Estrutura e Governança
Serão lançadas solicitações de propostas (RFPs) para a contratação do core e da estrutura necessária para a MVNO, sendo que, antes disso, haverá definições sobre a governança entre os diversos órgãos que utilizarão a RCP. Entre os beneficiários estão a Polícia Militar, o Corpo de Bombeiros, o Samu, o Detran do DF, além de agências federais como a Polícia Federal e a Polícia Rodoviária Federal.
Inspiração Internacional
A escolha de adotar uma SMVNO é baseada em experiências de redes de comunicação emergenciais implementadas em países como EUA, França e Finlândia. O diretor de operações da EAF, Geraldo Segatto, enfatiza que a construção da RCP é uma obrigação das operadoras vencedoras do leilão 5G e a coordenação do projeto está sob sua responsabilidade.
Segurança e Performance
O projeto visa garantir a segurança das comunicações através de um core separado e de uma plataforma de serviços de missão crítica, incorporando criptografia em todos os links de conexão. A prioridade da comunicação da SMVNO será estudada para assegurar que não ocorra deterioração do serviço em áreas com alta densidade de usuários, por meio de alterações na regulamentação de telecomunicações.
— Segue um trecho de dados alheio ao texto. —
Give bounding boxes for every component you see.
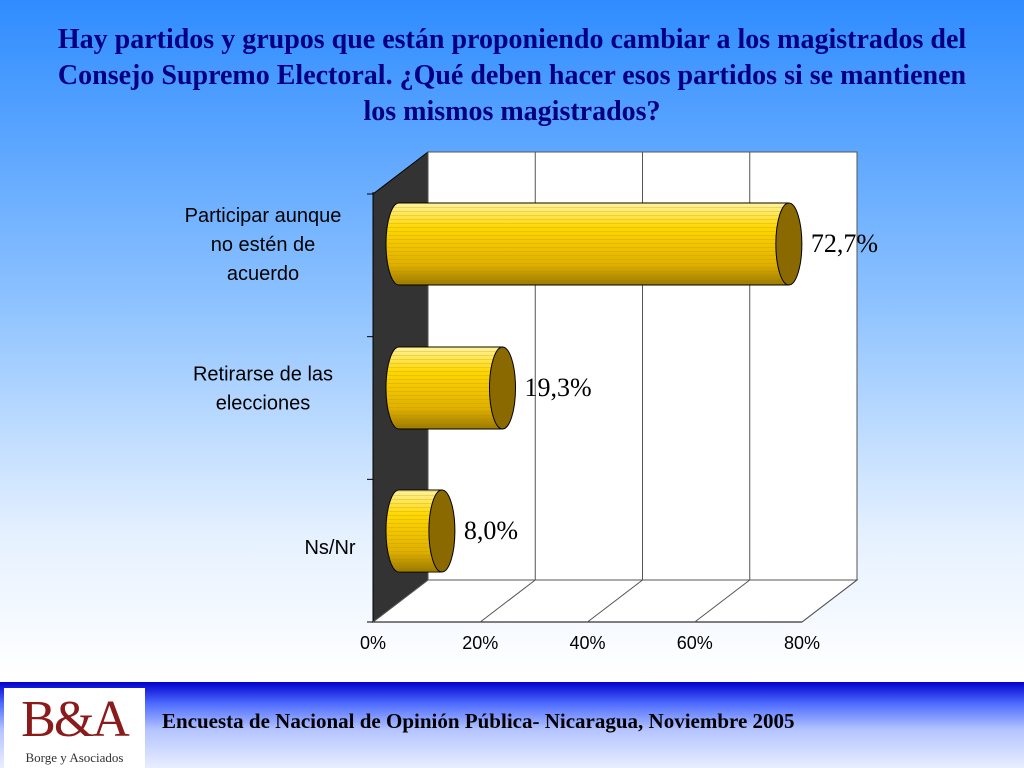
floor-gridline — [694, 579, 751, 623]
bar-end-cap — [428, 489, 456, 573]
chart-gridlines — [372, 152, 858, 623]
data-label: 19,3% — [524, 373, 591, 402]
logo-mark: B&A — [21, 691, 130, 748]
chart-bars — [385, 202, 803, 573]
x-tick-label: 60% — [677, 633, 713, 653]
x-tick-label: 80% — [784, 633, 820, 653]
data-label: 72,7% — [811, 229, 878, 258]
bar-texture — [386, 490, 442, 572]
floor-gridline — [587, 579, 643, 623]
footer-bar: B&A Borge y Asociados Encuesta de Nacion… — [0, 682, 1024, 768]
category-label-line: no estén de — [211, 234, 316, 256]
bar-chart: Participar aunque no estén de acuerdo Retir… — [185, 150, 878, 653]
data-labels: 72,7% 19,3% 8,0% — [464, 229, 878, 545]
x-tick-label: 40% — [569, 633, 605, 653]
category-label-line: Participar aunque — [185, 205, 342, 227]
floor-gridline — [479, 579, 536, 623]
bar-end-cap — [775, 202, 803, 286]
x-tick-label: 20% — [462, 633, 498, 653]
logo-subtitle: Borge y Asociados — [25, 750, 124, 765]
bar-texture — [386, 347, 503, 429]
bar-end-cap — [488, 346, 516, 430]
category-label-line: elecciones — [216, 393, 311, 415]
bar — [385, 346, 516, 430]
category-label: Retirarse de las elecciones — [193, 364, 333, 415]
category-label-line: Retirarse de las — [193, 364, 333, 386]
bar — [385, 202, 803, 286]
category-labels: Participar aunque no estén de acuerdo Retir… — [185, 205, 356, 559]
category-label: Participar aunque no estén de acuerdo — [185, 205, 342, 285]
floor-gridline — [372, 579, 429, 623]
category-label-line: acuerdo — [227, 263, 299, 285]
category-label: Ns/Nr — [304, 537, 355, 559]
category-label-line: Ns/Nr — [304, 537, 355, 559]
floor-gridline — [801, 579, 858, 623]
x-tick-label: 0% — [360, 633, 386, 653]
company-logo: B&A Borge y Asociados — [4, 688, 145, 768]
footer-caption: Encuesta de Nacional de Opinión Pública-… — [162, 709, 795, 733]
x-axis-tick-labels: 0% 20% 40% 60% 80% — [360, 633, 820, 653]
chart-title: Hay partidos y grupos que están proponie… — [57, 24, 967, 127]
bar — [385, 489, 456, 573]
data-label: 8,0% — [464, 516, 518, 545]
bar-texture — [386, 203, 789, 285]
Integração de Redes Legadas
As forças de segurança do DF atualmente utilizam redes legadas de comunicação por voz, como Tetra e P25, que até recentemente não estavam interconectadas. Com a implementação da RCP, estas redes, que incluem cinco sistemas distintos, estão sendo integradas para possibilitar uma comunicação mais eficiente entre as corporações.
Futuro da Rede Fixa Privativa
Além da rede móvel, o governo também está desenvolvendo uma rede fixa privativa, que conectará 6,5 mil pontos em 26 capitais e no DF, com velocidades que variam de 100 Mbps a 100 Gbps. A expectativa é que a infraestrutura esteja completa até dezembro deste ano, proporcionando uma comunicação robusta e segura para as forças de segurança.